Under a Godless Veil is the seventh studio album by Swedish gothic metal band Draconian, released on 30 October 2020 through Napalm Records. It is their first album since Arcane Rain Fell (2005) without longtime bassist Fredrik Johansson, who left the band in April 2016. Daniel Änghede performed bass for this album. It is also their last album with Heike Langhans, who left the band in 2022.

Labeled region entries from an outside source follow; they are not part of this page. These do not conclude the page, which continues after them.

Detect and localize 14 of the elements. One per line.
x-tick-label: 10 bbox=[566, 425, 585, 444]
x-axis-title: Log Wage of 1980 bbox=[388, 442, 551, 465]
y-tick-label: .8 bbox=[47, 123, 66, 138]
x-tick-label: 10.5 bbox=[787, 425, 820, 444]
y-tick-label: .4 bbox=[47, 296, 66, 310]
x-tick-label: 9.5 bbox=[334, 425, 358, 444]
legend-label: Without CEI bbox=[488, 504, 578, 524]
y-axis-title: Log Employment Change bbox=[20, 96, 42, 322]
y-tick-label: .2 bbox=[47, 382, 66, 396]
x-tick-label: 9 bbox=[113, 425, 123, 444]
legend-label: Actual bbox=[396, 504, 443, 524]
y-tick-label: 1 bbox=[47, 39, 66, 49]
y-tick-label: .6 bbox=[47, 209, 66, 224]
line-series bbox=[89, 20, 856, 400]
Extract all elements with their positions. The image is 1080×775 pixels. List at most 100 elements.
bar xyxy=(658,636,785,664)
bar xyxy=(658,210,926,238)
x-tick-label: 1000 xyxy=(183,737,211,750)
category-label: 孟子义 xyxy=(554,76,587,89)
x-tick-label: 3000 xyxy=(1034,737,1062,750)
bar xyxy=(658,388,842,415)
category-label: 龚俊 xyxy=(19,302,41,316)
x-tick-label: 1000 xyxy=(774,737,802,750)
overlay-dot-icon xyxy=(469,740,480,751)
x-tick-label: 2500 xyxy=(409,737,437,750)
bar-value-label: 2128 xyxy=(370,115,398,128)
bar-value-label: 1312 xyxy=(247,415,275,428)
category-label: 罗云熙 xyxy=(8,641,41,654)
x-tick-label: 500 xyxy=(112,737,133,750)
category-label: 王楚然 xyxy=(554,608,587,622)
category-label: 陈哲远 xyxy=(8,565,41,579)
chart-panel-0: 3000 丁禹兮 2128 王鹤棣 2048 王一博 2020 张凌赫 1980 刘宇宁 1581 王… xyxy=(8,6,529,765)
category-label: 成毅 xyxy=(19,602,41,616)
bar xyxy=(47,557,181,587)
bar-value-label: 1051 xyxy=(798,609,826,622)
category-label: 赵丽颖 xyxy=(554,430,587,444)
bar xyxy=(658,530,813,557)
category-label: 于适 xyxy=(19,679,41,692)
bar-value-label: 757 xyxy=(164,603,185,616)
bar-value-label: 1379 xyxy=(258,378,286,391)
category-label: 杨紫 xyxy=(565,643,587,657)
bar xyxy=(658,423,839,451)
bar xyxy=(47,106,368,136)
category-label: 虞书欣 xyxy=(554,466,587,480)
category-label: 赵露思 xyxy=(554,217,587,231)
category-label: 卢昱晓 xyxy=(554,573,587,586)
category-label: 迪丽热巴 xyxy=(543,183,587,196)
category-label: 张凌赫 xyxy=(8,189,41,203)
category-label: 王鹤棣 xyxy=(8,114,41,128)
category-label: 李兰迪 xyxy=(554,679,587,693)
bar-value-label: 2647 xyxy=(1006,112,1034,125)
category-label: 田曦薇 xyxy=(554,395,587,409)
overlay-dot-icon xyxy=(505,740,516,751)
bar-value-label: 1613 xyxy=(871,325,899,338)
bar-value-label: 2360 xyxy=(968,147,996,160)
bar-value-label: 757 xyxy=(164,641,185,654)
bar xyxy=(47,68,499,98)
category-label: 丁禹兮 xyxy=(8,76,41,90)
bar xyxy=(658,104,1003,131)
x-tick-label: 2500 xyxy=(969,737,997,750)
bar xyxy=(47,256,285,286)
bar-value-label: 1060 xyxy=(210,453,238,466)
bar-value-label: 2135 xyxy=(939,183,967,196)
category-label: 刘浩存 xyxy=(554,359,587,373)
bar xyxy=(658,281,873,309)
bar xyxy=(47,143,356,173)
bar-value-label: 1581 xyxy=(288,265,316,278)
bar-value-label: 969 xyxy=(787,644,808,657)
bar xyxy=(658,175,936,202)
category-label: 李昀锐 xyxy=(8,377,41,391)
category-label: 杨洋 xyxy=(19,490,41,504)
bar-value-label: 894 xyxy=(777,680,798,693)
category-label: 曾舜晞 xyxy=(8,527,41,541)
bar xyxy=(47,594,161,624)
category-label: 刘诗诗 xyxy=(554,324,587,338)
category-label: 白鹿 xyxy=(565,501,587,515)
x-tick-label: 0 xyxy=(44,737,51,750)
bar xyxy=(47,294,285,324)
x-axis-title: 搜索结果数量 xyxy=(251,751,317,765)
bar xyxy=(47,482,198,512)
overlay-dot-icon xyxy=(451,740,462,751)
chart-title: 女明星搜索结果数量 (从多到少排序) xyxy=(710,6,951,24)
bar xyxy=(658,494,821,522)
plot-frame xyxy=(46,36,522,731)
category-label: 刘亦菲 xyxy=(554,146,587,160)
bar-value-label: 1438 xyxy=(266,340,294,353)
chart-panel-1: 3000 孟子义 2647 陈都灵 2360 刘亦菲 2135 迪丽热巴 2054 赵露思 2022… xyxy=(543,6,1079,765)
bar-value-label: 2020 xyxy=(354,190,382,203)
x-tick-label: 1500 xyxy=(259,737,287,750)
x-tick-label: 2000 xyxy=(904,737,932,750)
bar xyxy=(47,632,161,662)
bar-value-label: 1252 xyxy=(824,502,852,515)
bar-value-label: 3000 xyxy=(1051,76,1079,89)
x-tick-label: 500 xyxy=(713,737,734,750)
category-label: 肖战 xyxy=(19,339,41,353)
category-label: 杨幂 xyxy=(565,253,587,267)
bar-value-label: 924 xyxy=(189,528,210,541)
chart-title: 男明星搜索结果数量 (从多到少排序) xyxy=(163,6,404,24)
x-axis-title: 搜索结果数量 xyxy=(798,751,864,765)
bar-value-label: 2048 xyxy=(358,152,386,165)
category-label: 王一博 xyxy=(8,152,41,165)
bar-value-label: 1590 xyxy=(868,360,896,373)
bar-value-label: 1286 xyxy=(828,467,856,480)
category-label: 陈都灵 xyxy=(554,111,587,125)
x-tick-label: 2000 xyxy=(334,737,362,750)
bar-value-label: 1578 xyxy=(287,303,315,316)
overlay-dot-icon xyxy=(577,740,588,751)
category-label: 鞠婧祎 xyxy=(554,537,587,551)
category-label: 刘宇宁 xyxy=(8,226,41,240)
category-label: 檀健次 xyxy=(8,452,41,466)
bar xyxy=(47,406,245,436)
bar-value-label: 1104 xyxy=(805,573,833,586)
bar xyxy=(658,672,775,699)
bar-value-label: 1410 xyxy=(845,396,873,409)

A lyric video for "Lustrous Heart" was released on 5 May 2020, followed by "Sorrow of Sophia" on 16 July 2020.

Professional ratings
Review scores
| Source | Rating |
| Blabbermouth.net | 8.5/10 |
| Distorted Sound | 8/10 |
| Metal Hammer | Star Half star |
| Sonic Perspectives | 8.8/10 |

== Track listing ==

| No. | Title | Length |
|---|---|---|
| 1. | "Sorrow of Sophia" | 7:28 |
| 2. | "The Sacrificial Flame" | 7:30 |
| 3. | "Lustrous Heart" | 4:47 |
| 4. | "Sleepwalkers" (Heike Langhans, Anders Jacobsson) | 6:45 |
| 5. | "Moon Over Sabaoth" | 5:50 |
| 6. | "Burial Fields" | 4:35 |
| 7. | "The Sethian" | 6:51 |
| 8. | "Claw Marks on the Throne" | 5:42 |
| 9. | "Night Visitor" | 3:48 |
| 10. | "Ascend Into Darkness" | 8:54 |
| Total length: |  | 62:10 |

== Personnel ==
- Heike Langhans – clean vocals
- Anders Jacobsson – unclean vocals
- Johan Ericson – lead guitar, backing vocals
- Daniel Arvidsson – rhythm guitar, vocals on "The Sethian"
- Daniel Änghede – bass
- Jerry Torstensson – drums, percussion
- Daniel Neagoe – narration on "Burial Fields"

=== Production ===
- Arranged and produced by Johan Ericson, additional string arrangement on "Sorrow of Sophia" by Erik Arvinder.